California church asked by authorities to stop feeding the homeless

Authorities in Malibu, California, has asked a Christian church on Nov. 6 to stop its feeding program for homeless people as continuing it allegedly worsens the problem of homelessness.

(REUTERS / Lucy Nicholson)Stacie McDonough, 51, eats lunch by her tent in a homeless RV and tent encampment near LAX airport in Los Angeles, California, United States, October 26, 2015.

The United Methodist Church in Malibu has been serving meals to homeless people every Wednesday since 2014 and can accommodate from 70 to 100 people at a time.

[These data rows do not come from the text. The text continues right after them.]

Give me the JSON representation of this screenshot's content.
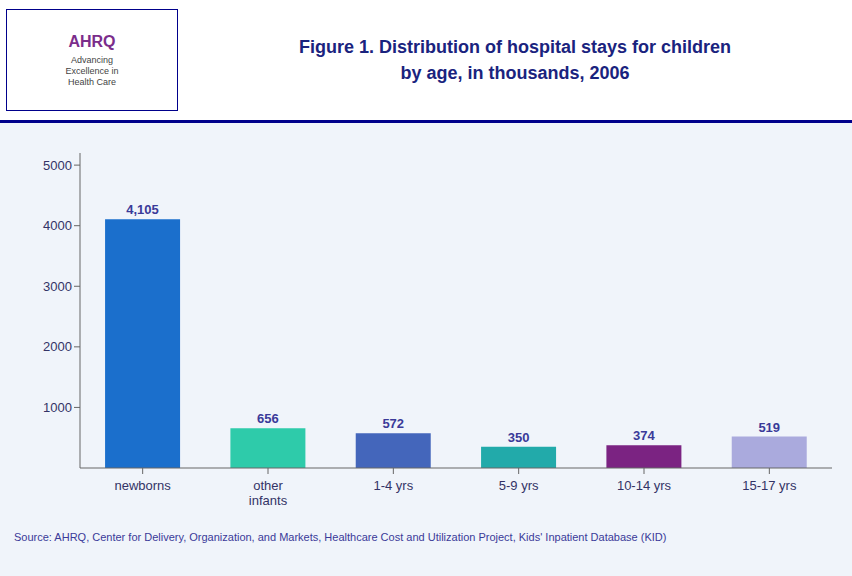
{
  "chart_data": {
    "type": "bar",
    "title": "Figure 1. Distribution of hospital stays for children\nby age, in thousands, 2006",
    "annotations": [
      "AHRQ",
      "Advancing\nExcellence in\nHealth Care",
      "Source: AHRQ, Center for Delivery, Organization, and Markets, Healthcare Cost and Utilization Project, Kids' Inpatient Database (KID)"
    ],
    "categories": [
      "newborns",
      "other\ninfants",
      "1-4 yrs",
      "5-9 yrs",
      "10-14 yrs",
      "15-17 yrs"
    ],
    "values": [
      4105,
      656,
      572,
      350,
      374,
      519
    ],
    "value_labels": [
      "4,105",
      "656",
      "572",
      "350",
      "374",
      "519"
    ],
    "data_labels": true,
    "colors": [
      "#1B6FCC",
      "#2ECBAA",
      "#4466BB",
      "#22AAAA",
      "#7B2382",
      "#AAAADD"
    ],
    "ylim": [
      0,
      5200
    ],
    "yticks": [
      1000,
      2000,
      3000,
      4000,
      5000
    ],
    "grid": false
  }
}
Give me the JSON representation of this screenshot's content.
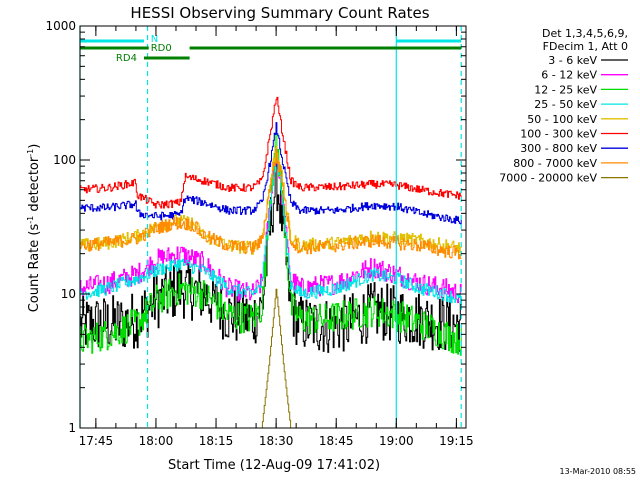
{
  "chart_data": {
    "type": "line",
    "title": "HESSI Observing Summary Count Rates",
    "xlabel": "Start Time (12-Aug-09 17:41:02)",
    "ylabel_main": "Count Rate (s",
    "ylabel_sup1": "-1",
    "ylabel_mid": " detector",
    "ylabel_sup2": "-1",
    "ylabel_end": ")",
    "yscale": "log",
    "ylim": [
      1,
      1000
    ],
    "xlim": [
      17.684,
      19.29
    ],
    "x_tick_labels": [
      "17:45",
      "18:00",
      "18:15",
      "18:30",
      "18:45",
      "19:00",
      "19:15"
    ],
    "x_tick_hours": [
      17.75,
      18.0,
      18.25,
      18.5,
      18.75,
      19.0,
      19.25
    ],
    "y_tick_labels": [
      "1",
      "10",
      "100",
      "1000"
    ],
    "y_tick_values": [
      1,
      10,
      100,
      1000
    ],
    "legend_header": [
      "Det 1,3,4,5,6,9,",
      "FDecim 1, Att 0"
    ],
    "series": [
      {
        "name": "3 - 6 keV",
        "color": "#000000",
        "x": [
          17.684,
          17.75,
          17.85,
          17.92,
          18.0,
          18.1,
          18.2,
          18.3,
          18.4,
          18.44,
          18.48,
          18.5,
          18.52,
          18.56,
          18.6,
          18.7,
          18.8,
          18.9,
          19.0,
          19.1,
          19.2,
          19.27
        ],
        "y": [
          5.8,
          6,
          6,
          6.5,
          9,
          11,
          10,
          7,
          6.5,
          8,
          40,
          75,
          40,
          8,
          6,
          5.8,
          6,
          7.5,
          7,
          6.5,
          6,
          6
        ],
        "noise": 0.22
      },
      {
        "name": "6 - 12 keV",
        "color": "#ff00ff",
        "x": [
          17.684,
          17.8,
          17.92,
          18.0,
          18.1,
          18.2,
          18.3,
          18.4,
          18.44,
          18.48,
          18.5,
          18.52,
          18.56,
          18.6,
          18.75,
          18.9,
          19.0,
          19.1,
          19.2,
          19.27
        ],
        "y": [
          11,
          12,
          14,
          18,
          20,
          17,
          11,
          10,
          12,
          60,
          120,
          60,
          13,
          11,
          12,
          16,
          14,
          12,
          11,
          10
        ],
        "noise": 0.08
      },
      {
        "name": "12 - 25 keV",
        "color": "#00dd00",
        "x": [
          17.684,
          17.8,
          17.92,
          18.0,
          18.1,
          18.2,
          18.3,
          18.4,
          18.44,
          18.48,
          18.5,
          18.52,
          18.56,
          18.6,
          18.7,
          18.8,
          18.9,
          19.0,
          19.1,
          19.2,
          19.27
        ],
        "y": [
          4.5,
          5,
          6,
          9,
          11,
          10,
          7,
          6.5,
          8,
          70,
          140,
          70,
          8,
          6.5,
          6.5,
          7,
          7.5,
          7,
          6,
          5,
          4.5
        ],
        "noise": 0.12
      },
      {
        "name": "25 - 50 keV",
        "color": "#00e5e5",
        "x": [
          17.684,
          17.8,
          17.92,
          18.0,
          18.1,
          18.2,
          18.3,
          18.4,
          18.44,
          18.48,
          18.5,
          18.52,
          18.56,
          18.6,
          18.75,
          18.9,
          19.0,
          19.1,
          19.2,
          19.27
        ],
        "y": [
          10,
          11,
          13,
          15,
          17,
          15,
          11,
          10,
          12,
          60,
          115,
          60,
          12,
          10,
          11,
          14,
          13,
          11,
          10,
          9
        ],
        "noise": 0.05
      },
      {
        "name": "50 - 100 keV",
        "color": "#e0c000",
        "x": [
          17.684,
          17.8,
          17.92,
          18.0,
          18.08,
          18.15,
          18.2,
          18.3,
          18.4,
          18.44,
          18.48,
          18.5,
          18.52,
          18.56,
          18.6,
          18.75,
          18.9,
          19.0,
          19.1,
          19.2,
          19.27
        ],
        "y": [
          23,
          24,
          27,
          32,
          35,
          34,
          27,
          23,
          22,
          26,
          80,
          130,
          80,
          26,
          23,
          24,
          27,
          26,
          25,
          23,
          22
        ],
        "noise": 0.05
      },
      {
        "name": "100 - 300 keV",
        "color": "#ff0000",
        "x": [
          17.684,
          17.8,
          17.916,
          17.92,
          18.0,
          18.1,
          18.12,
          18.2,
          18.3,
          18.4,
          18.44,
          18.48,
          18.5,
          18.52,
          18.56,
          18.6,
          18.75,
          18.9,
          19.0,
          19.1,
          19.2,
          19.27
        ],
        "y": [
          60,
          62,
          68,
          55,
          46,
          48,
          75,
          70,
          62,
          62,
          70,
          180,
          300,
          180,
          70,
          62,
          63,
          66,
          65,
          60,
          56,
          54
        ],
        "noise": 0.03
      },
      {
        "name": "300 - 800 keV",
        "color": "#0000dd",
        "x": [
          17.684,
          17.8,
          17.916,
          17.92,
          18.0,
          18.1,
          18.12,
          18.2,
          18.3,
          18.4,
          18.44,
          18.48,
          18.5,
          18.52,
          18.56,
          18.6,
          18.75,
          18.9,
          19.0,
          19.1,
          19.2,
          19.27
        ],
        "y": [
          44,
          44,
          47,
          40,
          38,
          39,
          52,
          48,
          42,
          42,
          48,
          110,
          180,
          110,
          48,
          42,
          42,
          46,
          45,
          40,
          37,
          35
        ],
        "noise": 0.03
      },
      {
        "name": "800 - 7000 keV",
        "color": "#ff8c00",
        "x": [
          17.684,
          17.8,
          17.92,
          18.0,
          18.08,
          18.15,
          18.2,
          18.3,
          18.4,
          18.44,
          18.48,
          18.5,
          18.52,
          18.56,
          18.6,
          18.75,
          18.9,
          19.0,
          19.1,
          19.2,
          19.27
        ],
        "y": [
          23,
          24,
          26,
          31,
          34,
          33,
          27,
          23,
          22,
          25,
          75,
          110,
          75,
          25,
          22,
          23,
          25,
          24,
          23,
          21,
          20
        ],
        "noise": 0.05
      },
      {
        "name": "7000 - 20000 keV",
        "color": "#8b7500",
        "x": [
          17.684,
          18.4,
          18.44,
          18.47,
          18.5,
          18.53,
          18.56,
          18.6,
          19.27
        ],
        "y": [
          1,
          1,
          1,
          3,
          11,
          3,
          1,
          1,
          1
        ],
        "noise": 0
      }
    ],
    "attenuator_labels": {
      "n": "N",
      "rd0": "RD0",
      "rd4": "RD4"
    },
    "attenuator_colors": {
      "n": "#00e5e5",
      "rd": "#008000"
    },
    "vertical_markers": [
      {
        "hour": 17.684,
        "style": "solid",
        "color": "#00e5e5"
      },
      {
        "hour": 17.965,
        "style": "dashed",
        "color": "#00e5e5"
      },
      {
        "hour": 19.0,
        "style": "solid",
        "color": "#00e5e5"
      },
      {
        "hour": 19.27,
        "style": "dashed",
        "color": "#00e5e5"
      }
    ],
    "n_segments": [
      [
        17.684,
        17.95
      ],
      [
        19.0,
        19.27
      ]
    ],
    "rd0_segments": [
      [
        17.684,
        17.97
      ],
      [
        18.14,
        19.27
      ]
    ],
    "rd4_segments": [
      [
        17.95,
        18.14
      ]
    ]
  },
  "timestamp": "13-Mar-2010 08:55"
}
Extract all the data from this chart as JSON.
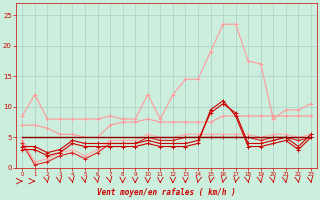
{
  "xlabel": "Vent moyen/en rafales ( km/h )",
  "x": [
    0,
    1,
    2,
    3,
    4,
    5,
    6,
    7,
    8,
    9,
    10,
    11,
    12,
    13,
    14,
    15,
    16,
    17,
    18,
    19,
    20,
    21,
    22,
    23
  ],
  "series": [
    {
      "color": "#ff9999",
      "lw": 0.8,
      "marker": "+",
      "markersize": 3,
      "y": [
        8.5,
        12.0,
        8.0,
        8.0,
        8.0,
        8.0,
        8.0,
        8.5,
        8.0,
        8.0,
        12.0,
        8.0,
        12.0,
        14.5,
        14.5,
        19.0,
        23.5,
        23.5,
        17.5,
        17.0,
        8.0,
        9.5,
        9.5,
        10.5
      ]
    },
    {
      "color": "#ff9999",
      "lw": 0.8,
      "marker": "+",
      "markersize": 3,
      "y": [
        7.0,
        7.0,
        6.5,
        5.5,
        5.5,
        5.0,
        5.0,
        7.0,
        7.5,
        7.5,
        8.0,
        7.5,
        7.5,
        7.5,
        7.5,
        7.5,
        8.5,
        8.5,
        8.5,
        8.5,
        8.5,
        8.5,
        8.5,
        8.5
      ]
    },
    {
      "color": "#ffaaaa",
      "lw": 0.8,
      "marker": "+",
      "markersize": 3,
      "y": [
        4.5,
        1.0,
        1.5,
        2.5,
        3.0,
        2.0,
        3.0,
        4.5,
        4.5,
        4.5,
        5.5,
        5.0,
        5.0,
        5.5,
        5.5,
        5.5,
        5.5,
        5.5,
        5.5,
        5.0,
        5.5,
        5.5,
        5.0,
        5.5
      ]
    },
    {
      "color": "#dd2222",
      "lw": 0.8,
      "marker": "+",
      "markersize": 3,
      "y": [
        4.0,
        0.5,
        1.0,
        2.0,
        2.5,
        1.5,
        2.5,
        4.0,
        4.0,
        4.0,
        5.0,
        4.5,
        4.5,
        5.0,
        5.0,
        5.0,
        5.0,
        5.0,
        5.0,
        4.5,
        5.0,
        5.0,
        4.5,
        5.0
      ]
    },
    {
      "color": "#cc0000",
      "lw": 0.8,
      "marker": "+",
      "markersize": 3,
      "y": [
        3.0,
        3.0,
        2.0,
        2.5,
        4.0,
        3.5,
        3.5,
        3.5,
        3.5,
        3.5,
        4.0,
        3.5,
        3.5,
        3.5,
        4.0,
        9.5,
        11.0,
        8.5,
        3.5,
        3.5,
        4.0,
        4.5,
        3.0,
        5.0
      ]
    },
    {
      "color": "#cc0000",
      "lw": 0.8,
      "marker": "+",
      "markersize": 3,
      "y": [
        3.5,
        3.5,
        2.5,
        3.0,
        4.5,
        4.0,
        4.0,
        4.0,
        4.0,
        4.0,
        4.5,
        4.0,
        4.0,
        4.0,
        4.5,
        9.0,
        10.5,
        9.0,
        4.0,
        4.0,
        4.5,
        5.0,
        3.5,
        5.5
      ]
    },
    {
      "color": "#880000",
      "lw": 1.0,
      "marker": null,
      "markersize": 0,
      "y": [
        5.0,
        5.0,
        5.0,
        5.0,
        5.0,
        5.0,
        5.0,
        5.0,
        5.0,
        5.0,
        5.0,
        5.0,
        5.0,
        5.0,
        5.0,
        5.0,
        5.0,
        5.0,
        5.0,
        5.0,
        5.0,
        5.0,
        5.0,
        5.0
      ]
    }
  ],
  "ylim": [
    0,
    27
  ],
  "xlim": [
    -0.5,
    23.5
  ],
  "yticks": [
    0,
    5,
    10,
    15,
    20,
    25
  ],
  "bg_color": "#cceedd",
  "grid_color": "#aacccc",
  "label_color": "#cc0000",
  "arrow_color": "#cc0000"
}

However, the church received a request from the city that asked them to stop feeding the homeless people after Thanksgiving, CBS Los Angeles relayed.

According to UMC, they received an email from the city inviting its members for a meeting on Nov. 6. When they arrived, they were surprised when they were instructed to halt their food service so as not to aggravate the problem of homelessness.

"Very succinctly," said Dawn Randall of UMC. "They claimed we are increasing homelessness."

Michah Johnson, a homeless person, expressed appreciation for UMC's efforts to provide for them a safe place, home-cooked food, and TLC. He also said the church encourages him and keeps him accountable while adding that he had just landed a job despite his state of homelessness.

In light of the city's request, Kay Gabbard of UMC guessed that many of the homeless people were eating out of dumpsters at times that the church does not provide meals. She added that they cannot ignore the problem of homelessness, especially since it was a reality in their own neighborhood.

During a forum at the Balboa Theatre in San Diego, Alpha Project chief operating officer Amy Gonyeau urged people to stop giving food to the homeless in parking lots. She said street handouts do not provide permanent solutions to the problem, no matter how good the intention is, the San Diego Union Tribune reported.

Gonyeau added that feeding services only encourage homeless people to remain where they are instead of empowering them to get out of their situation. Her non-profit runs programs that provide job training, housing, and drug and alcohol treatment for the homeless.